Sarah Silverman, Jamie Lee Curtis and Michael Rapaport are among those in Hollywood and the larger entertainment and media industry responding to a recent tweet from Kanye West repeatedly labeled antisemitic by the American Defamation League and others.
In a tweet featuring West’s now-removed Twitter statement, which he posted Saturday night, Curtis told the rapper that his “words hurt and incite violence.”
“The holiest day in Judaism was last week. Words matter. A threat to Jewish people ended once in a genocide,” she wrote. “You are a father. Please stop.”
Comedian Sarah Silverman addressed what she describes as silence from those outside the Jewish community following West’s statements. “Kanye threatened the Jews yesterday on twitter and it’s not even trending,” she wrote. “Why do mostly only Jews speak up against Jewish hate? The silence is so loud.”
Actor and comedian Michael Rapaport addressed his previous defenses of West during his public spat with Pete Davidson while calling the rapper a “creep” and arguing that he’s pushing the same rhetoric as U.S. Rep. Marjorie Taylor Green and those who attended the Unite the Right rally in Charlottesville.

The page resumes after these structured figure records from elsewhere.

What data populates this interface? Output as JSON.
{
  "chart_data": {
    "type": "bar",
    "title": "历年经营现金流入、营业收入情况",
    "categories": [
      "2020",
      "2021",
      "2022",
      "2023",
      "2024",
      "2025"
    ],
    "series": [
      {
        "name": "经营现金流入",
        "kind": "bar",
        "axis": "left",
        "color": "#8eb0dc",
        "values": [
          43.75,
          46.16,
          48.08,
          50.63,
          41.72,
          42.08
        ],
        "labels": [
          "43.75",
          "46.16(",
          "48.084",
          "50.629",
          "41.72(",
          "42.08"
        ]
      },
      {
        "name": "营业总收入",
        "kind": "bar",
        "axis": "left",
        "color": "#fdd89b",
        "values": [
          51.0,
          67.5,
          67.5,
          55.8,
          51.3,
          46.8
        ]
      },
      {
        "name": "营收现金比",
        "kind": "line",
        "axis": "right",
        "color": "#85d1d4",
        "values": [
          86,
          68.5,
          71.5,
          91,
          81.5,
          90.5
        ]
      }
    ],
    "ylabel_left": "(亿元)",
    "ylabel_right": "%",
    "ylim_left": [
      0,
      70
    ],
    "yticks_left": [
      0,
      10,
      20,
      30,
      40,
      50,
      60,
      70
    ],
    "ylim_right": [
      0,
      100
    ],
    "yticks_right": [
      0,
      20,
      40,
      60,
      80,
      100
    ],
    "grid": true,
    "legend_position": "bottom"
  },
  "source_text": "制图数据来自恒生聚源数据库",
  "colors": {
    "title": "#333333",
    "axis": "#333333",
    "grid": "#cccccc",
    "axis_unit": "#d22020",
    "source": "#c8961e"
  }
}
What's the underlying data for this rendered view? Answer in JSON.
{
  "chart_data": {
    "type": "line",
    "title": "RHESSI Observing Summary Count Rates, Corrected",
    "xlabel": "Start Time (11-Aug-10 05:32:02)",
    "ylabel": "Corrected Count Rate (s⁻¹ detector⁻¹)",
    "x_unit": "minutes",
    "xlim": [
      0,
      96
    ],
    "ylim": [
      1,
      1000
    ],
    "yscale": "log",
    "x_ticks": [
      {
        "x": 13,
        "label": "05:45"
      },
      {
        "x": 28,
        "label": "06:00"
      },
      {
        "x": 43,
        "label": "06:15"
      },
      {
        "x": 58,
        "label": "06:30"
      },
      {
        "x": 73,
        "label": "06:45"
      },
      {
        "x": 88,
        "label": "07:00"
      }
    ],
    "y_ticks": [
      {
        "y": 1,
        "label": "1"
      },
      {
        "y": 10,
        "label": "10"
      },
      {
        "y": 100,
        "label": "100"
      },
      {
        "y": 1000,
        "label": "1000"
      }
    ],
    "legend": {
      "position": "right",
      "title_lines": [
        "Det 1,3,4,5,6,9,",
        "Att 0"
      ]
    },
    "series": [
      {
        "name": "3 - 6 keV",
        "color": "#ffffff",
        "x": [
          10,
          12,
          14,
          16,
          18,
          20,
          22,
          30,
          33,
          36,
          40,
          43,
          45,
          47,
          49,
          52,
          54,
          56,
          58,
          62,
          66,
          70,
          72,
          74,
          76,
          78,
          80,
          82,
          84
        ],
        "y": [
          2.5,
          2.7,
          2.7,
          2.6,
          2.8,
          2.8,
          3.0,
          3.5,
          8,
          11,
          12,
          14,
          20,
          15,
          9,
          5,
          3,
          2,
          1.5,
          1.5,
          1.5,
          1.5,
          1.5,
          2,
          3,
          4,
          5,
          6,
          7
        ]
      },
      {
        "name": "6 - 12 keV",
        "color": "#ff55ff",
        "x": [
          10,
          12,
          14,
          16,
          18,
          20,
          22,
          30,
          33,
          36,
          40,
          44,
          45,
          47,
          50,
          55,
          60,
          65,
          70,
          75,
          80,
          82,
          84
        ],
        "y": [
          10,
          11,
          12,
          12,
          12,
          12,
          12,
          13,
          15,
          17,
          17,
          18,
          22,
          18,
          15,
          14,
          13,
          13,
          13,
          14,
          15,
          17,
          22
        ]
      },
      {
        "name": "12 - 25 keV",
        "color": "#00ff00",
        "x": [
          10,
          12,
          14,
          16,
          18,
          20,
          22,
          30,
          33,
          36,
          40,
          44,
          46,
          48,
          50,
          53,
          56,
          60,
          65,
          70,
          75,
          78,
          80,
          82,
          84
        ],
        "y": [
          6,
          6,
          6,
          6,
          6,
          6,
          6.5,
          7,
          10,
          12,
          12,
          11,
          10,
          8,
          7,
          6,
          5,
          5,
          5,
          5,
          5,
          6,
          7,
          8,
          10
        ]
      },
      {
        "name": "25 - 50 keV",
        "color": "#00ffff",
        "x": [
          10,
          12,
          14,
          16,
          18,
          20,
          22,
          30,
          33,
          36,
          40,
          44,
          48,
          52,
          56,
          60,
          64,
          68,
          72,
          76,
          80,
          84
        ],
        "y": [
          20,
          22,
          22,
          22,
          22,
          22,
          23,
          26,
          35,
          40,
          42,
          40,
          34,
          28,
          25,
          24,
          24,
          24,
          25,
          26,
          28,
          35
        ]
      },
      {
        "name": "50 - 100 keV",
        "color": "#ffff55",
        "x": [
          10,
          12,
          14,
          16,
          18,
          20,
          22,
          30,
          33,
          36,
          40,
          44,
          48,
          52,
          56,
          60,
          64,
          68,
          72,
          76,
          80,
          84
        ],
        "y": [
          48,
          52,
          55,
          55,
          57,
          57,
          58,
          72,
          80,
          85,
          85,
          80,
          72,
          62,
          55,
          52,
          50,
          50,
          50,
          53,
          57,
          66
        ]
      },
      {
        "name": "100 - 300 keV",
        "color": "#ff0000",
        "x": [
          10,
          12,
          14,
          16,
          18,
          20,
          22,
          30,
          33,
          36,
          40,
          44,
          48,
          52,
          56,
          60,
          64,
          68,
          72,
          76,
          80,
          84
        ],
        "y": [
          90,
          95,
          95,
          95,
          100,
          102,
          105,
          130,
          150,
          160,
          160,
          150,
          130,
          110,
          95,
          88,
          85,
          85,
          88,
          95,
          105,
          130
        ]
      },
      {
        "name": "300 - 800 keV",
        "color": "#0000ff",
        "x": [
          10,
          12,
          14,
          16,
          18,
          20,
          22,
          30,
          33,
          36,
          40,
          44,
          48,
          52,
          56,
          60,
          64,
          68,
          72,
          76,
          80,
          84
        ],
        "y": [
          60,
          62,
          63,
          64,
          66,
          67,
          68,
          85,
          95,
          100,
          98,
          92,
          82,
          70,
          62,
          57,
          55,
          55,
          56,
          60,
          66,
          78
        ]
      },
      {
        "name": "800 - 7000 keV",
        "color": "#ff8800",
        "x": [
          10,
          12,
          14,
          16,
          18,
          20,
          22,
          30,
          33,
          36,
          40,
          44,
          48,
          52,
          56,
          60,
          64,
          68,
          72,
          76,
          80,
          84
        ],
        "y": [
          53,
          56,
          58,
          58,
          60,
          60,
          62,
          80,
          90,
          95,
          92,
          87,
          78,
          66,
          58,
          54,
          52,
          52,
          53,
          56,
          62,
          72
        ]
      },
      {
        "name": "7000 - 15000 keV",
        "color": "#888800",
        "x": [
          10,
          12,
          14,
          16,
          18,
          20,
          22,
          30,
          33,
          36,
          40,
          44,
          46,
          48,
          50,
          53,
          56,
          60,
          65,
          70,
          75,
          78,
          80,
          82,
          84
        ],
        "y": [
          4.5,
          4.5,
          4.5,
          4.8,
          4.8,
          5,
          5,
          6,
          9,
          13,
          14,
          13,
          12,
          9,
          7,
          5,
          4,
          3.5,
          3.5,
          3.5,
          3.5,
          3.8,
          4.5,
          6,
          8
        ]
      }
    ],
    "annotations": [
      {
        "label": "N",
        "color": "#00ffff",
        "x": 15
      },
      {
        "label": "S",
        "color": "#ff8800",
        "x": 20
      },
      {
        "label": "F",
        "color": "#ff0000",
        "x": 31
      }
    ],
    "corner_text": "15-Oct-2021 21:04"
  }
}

The comments follow Twitter removing Ye’s tweet on Saturday for violating the platform’s rules after the rapper wrote that he was going to go “death con 3 On JEWISH PEOPLE.”
“The funny thing is I actually can’t be Anti Semitic because black people are actually Jew also You guys have toyed with me and tried to black ball anyone whoever opposes your agenda,” he ended the tweet.
Under Twitter’s rules, hateful conduct, or the promotion of violence against, threats or harassment of other people on the basis of several identity-related factors, including race, ethnicity, national origin and religious affiliation, is prohibited in tweets, but also images and handles.
The Hollywood Reporter has reached out to Twitter for comment on West’s violation.
The comment followed Meta’s removal of Instagram posts by West for violating that platform’s policies after he posted text messages between him and fellow rapper P. Diddy claiming he would “show the Jews that told you to call me that no one can threaten or influence me.”
A spokesperson with Meta confirmed to THR that the company had deleted content from the @kanyewest handle, the rapper’s official Instagram account. While it’s still visible, the account has been restricted. Meta applies its restriction policy following users’ repeated violations and can temporarily prevent them from sharing posts, writing comments or sending direct messages.
While it’s not clear which rule the tweet or Instagram post violated, they — published around the same time as West’s controversial Tucker Carlson interview — have been labeled bigoted and antisemitic by a number of entities beyond Hollywood, including the ADL, which addressed West’s comments on two separate occasions this past week.
“Power. Disloyalty. Greed. Deicide. Blood. Denial. Anti-Zionism. All of these are antisemitic tropes,” the ADL’s Sunday statement reads. “Many of these myths have influenced @KanyeWest’s comments recently, and it’s dangerous.”
On Friday, the American Defamation League also responded to earlier comments made by the rapper and his decision to wear a White Lives Matter shirt.
“The behavior exhibited this week by @kanyewest is deeply troubling, dangerous, and antisemitic, period. There is no excuse for his propagating of white supremacist slogans and classic #antisemitism about Jewish power, especially with the platform he has,” the organization tweeted on Oct. 7.